Mgr Vito Pinto assure que Benoît XVI et François partagent un
« point d’analyse commun » à propos « du sacrement célébré
sans foi de la part d’un grand nombre de divorcés remariés civilement,
contraints à vivre dans les périphéries, loin des portes de nos
églises ». Peut-être. On se souvient en effet de la sollicitude
pastorale du pape émérite souhaitant, comme ses prédécesseurs, que ces
personnes ne rompent pas avec l’Eglise, qu’elles conservent la pratique,
dominicale notamment, qu’elles exercent les œuvres de charité, et
qu’elles éduquent chrétiennement leurs enfants. Mais on se souvient aussi
de ses discours à la Rote Romaine qu’il exhorta à plusieurs reprises de
ne pas prononcer des nullités à la légère, l’invitant à plus de rigueur.
Il est vrai que Mgr Vito Pinto arrête là la comparaison.

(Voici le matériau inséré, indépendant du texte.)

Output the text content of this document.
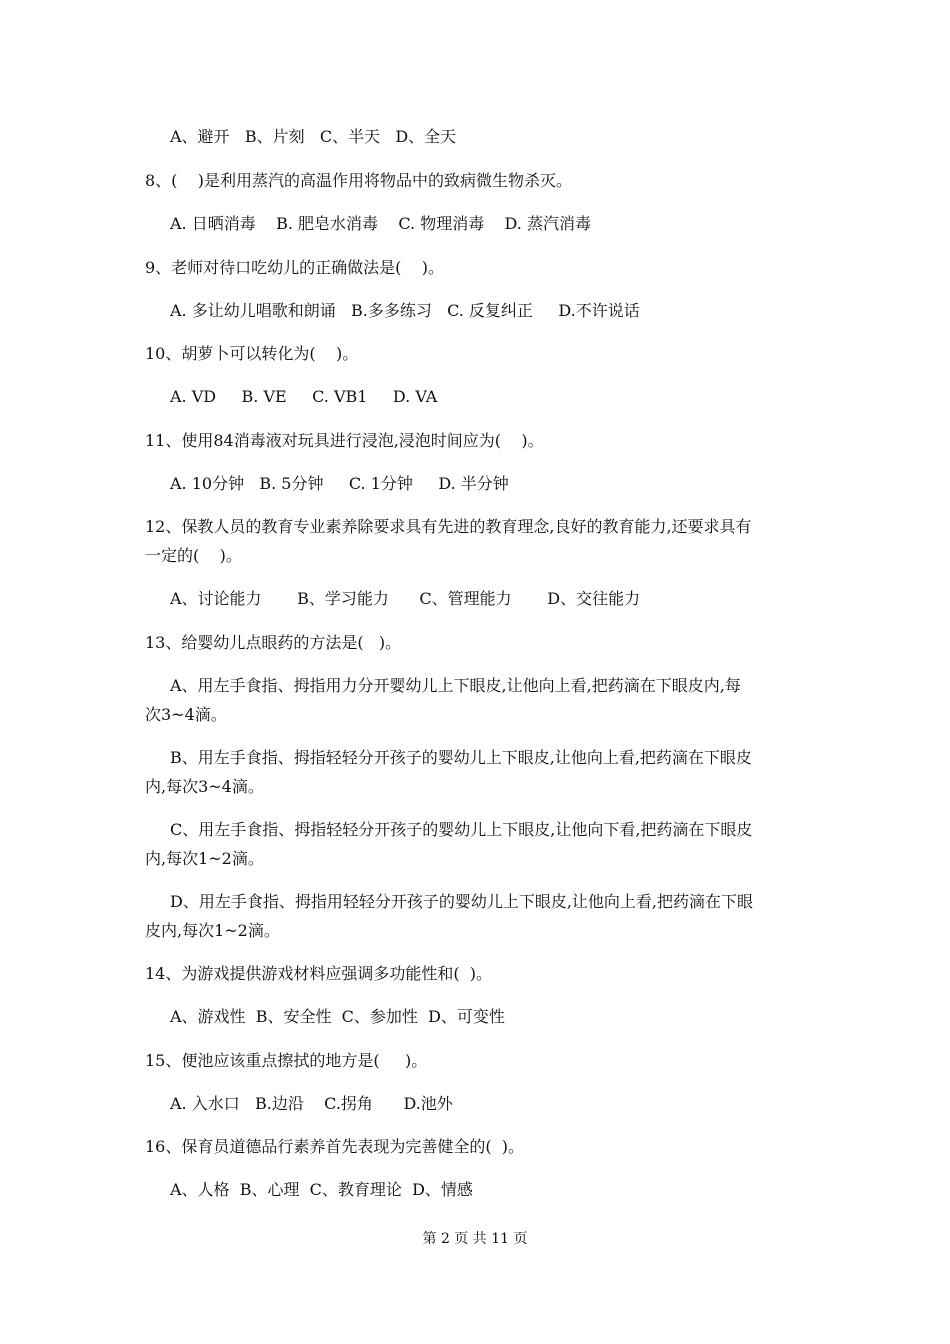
A、避开   B、片刻   C、半天   D、全天
8、(    )是利用蒸汽的高温作用将物品中的致病微生物杀灭。
A. 日晒消毒    B. 肥皂水消毒    C. 物理消毒    D. 蒸汽消毒
9、老师对待口吃幼儿的正确做法是(    )。
A. 多让幼儿唱歌和朗诵   B.多多练习   C. 反复纠正     D.不许说话
10、胡萝卜可以转化为(    )。
A. VD     B. VE     C. VB1     D. VA
11、使用84消毒液对玩具进行浸泡,浸泡时间应为(    )。
A. 10分钟   B. 5分钟     C. 1分钟     D. 半分钟
12、保教人员的教育专业素养除要求具有先进的教育理念,良好的教育能力,还要求具有
一定的(    )。
A、讨论能力       B、学习能力      C、管理能力       D、交往能力
13、给婴幼儿点眼药的方法是(   )。
A、用左手食指、拇指用力分开婴幼儿上下眼皮,让他向上看,把药滴在下眼皮内,每
次3~4滴。
B、用左手食指、拇指轻轻分开孩子的婴幼儿上下眼皮,让他向上看,把药滴在下眼皮
内,每次3~4滴。
C、用左手食指、拇指轻轻分开孩子的婴幼儿上下眼皮,让他向下看,把药滴在下眼皮
内,每次1~2滴。
D、用左手食指、拇指用轻轻分开孩子的婴幼儿上下眼皮,让他向上看,把药滴在下眼
皮内,每次1~2滴。
14、为游戏提供游戏材料应强调多功能性和(  )。
A、游戏性  B、安全性  C、参加性  D、可变性
15、便池应该重点擦拭的地方是(     )。
A. 入水口   B.边沿    C.拐角      D.池外
16、保育员道德品行素养首先表现为完善健全的(  )。
A、人格  B、心理  C、教育理论  D、情感
第 2 页 共 11 页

« Mais il y a une nouveauté essentielle qui met en évidence la
mission propre du pape François. Ce n’est plus l’heure de l’analyse,
c’est l’heure d’agir, de donner l’impulsion à cette œuvre de justice et
de miséricorde attendue depuis trop longtemps, en réordonnant la pratique
pastorale et canonique qui est substantiellement en vigueur depuis un peu
moins de trois siècles. C’est ce qu’annonçait François au début de son
pontificat, le 28 juillet 2013, lors de la conclusion des JMJ à Rio de
Janeiro. »
Pour comprendre, poursuit le prélat, il faut rappeler que l’un des
points centraux du pontificat est celui-ci : « L’Evangile du
Christ met les pauvres au centre. »
Il explique un peu plus loin : « Ainsi François, avec
cette loi fondamentale, donne-t-il le véritable coup d’envoi à sa
réforme : en mettant au centre les pauvres, c’est-à-dire les
divorcés remariés tenus au loin ou considérés comme tels, en demandant
aux évêques une véritable metanoia.
C’est-à-dire une “conversion”, un changement de mentalité qui les
persuade et les encourage à
répondre à l’appel du Christ, présent dans leur frère, l’évêque de
Rome, en passant du nombre restreint de quelques milliers de nullités à
celui, démesuré, des malheureux qui pourraient obtenir la déclaration de
nullité – en raison de l’évidence absence de foi en tant que
passerelle vers la connaissance et donc la libre volonté de donner le
consentement sacramentel – mais il sont laissés dehors par le
système en vigueur. »
Un nombre « démesuré », vraiment ? Ne
s’oriente-t-on pas vers l’« automatisme facile » ? Au nom
d’une « metanoia », d’une « conversion » non pas au
Christ, la seule qui vaille, mais à un changement de mentalité qui leur
permette de prononcer un nombre « démesuré » de nullités.